The Wooly Mammoth in the Room
The elephant in the room, or let's say wooly mammoth (which, if it is indeed revived, would have to be born by an elephant) at any synbio conference will almost always be PR. The promise of new products that will save humanity on planet earth is not without its detractors, and I was happy that the investor panel did not avoid the topic of regulation and PR. We’ve covered this subject in many interviews at Mendelspod, so here I’ll just say that the concerns, and I believe mostly fear, on the part of average citizens about synthetic biology, most notably GMOs, is very real.
The panel of investors were asked by an audience member how regulatory uncertainty plays into their assessment of risk, and all of the panel came off as quite settled in their views. There is uncertainty, they agreed, but this hurdle exists for any new industry with promise and one shouldn’t be afraid.
Una was the most outspoken. “I’m frankly tired of this cowardly approach to regulation,” she said.
She’s an advocate of the industry beginning with self regulation and then having a proactive part in creating any government standards. She was also pretty vocal with her distaste for the term 'synthetic biology.' She finds it is too entrenched in academia and spooks the public. She'd like to hear about just 'biology.'
In his keynote, Steve Jurvetson got some chuckles out of the audience when he talked about “motherless meat.” The phrase does sound better than the more typical “lab meat” and reflected the investor’s awareness of the importance of words in selling such new products.
Steve said he’s not currently a vegetarian but that he thinks he may be some day. "I’ll be looking back wondering how I ever ate animal meat," he said.
It’s true. Our ethics do change over time. (See slavery, polygamy, paternalism.) And perhaps the best ethical defense of a strong snybio industry came again from the investor panel: The biggest risk is in not pursuing it, they all agreed.

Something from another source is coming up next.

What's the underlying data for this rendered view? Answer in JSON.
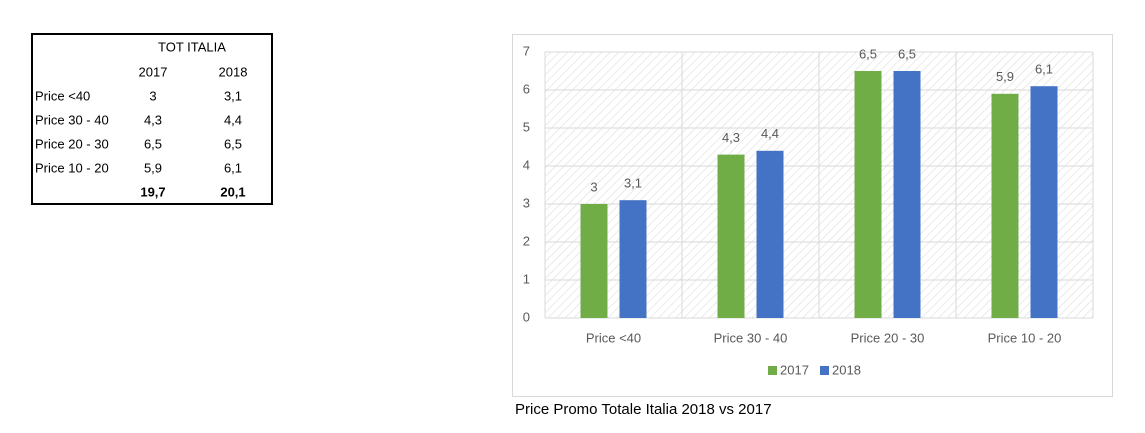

Part of a final panel on alternative funding sources, Anthony Evans is the creator of the Glowing Plants Project (see our interview here), a project he funded through KickStarter. The project is enormously popular with the synbio community as it raised over $450,000 from every day folks demonstrating a certain mass appeal. Those who pitched in will receive seeds or plants according to their contribution.
Anthony said the biggest goal for the project is to give people something in their hands they can touch and feel, to reach out and build more public awareness.
The conference ended with a chance to go into a dark room to see for ourselves the glowing plants which everyone is discussing. The single, small aradopsis was not blinding with light, but it does glow, an apt symbol of the conference and the fledgling industry.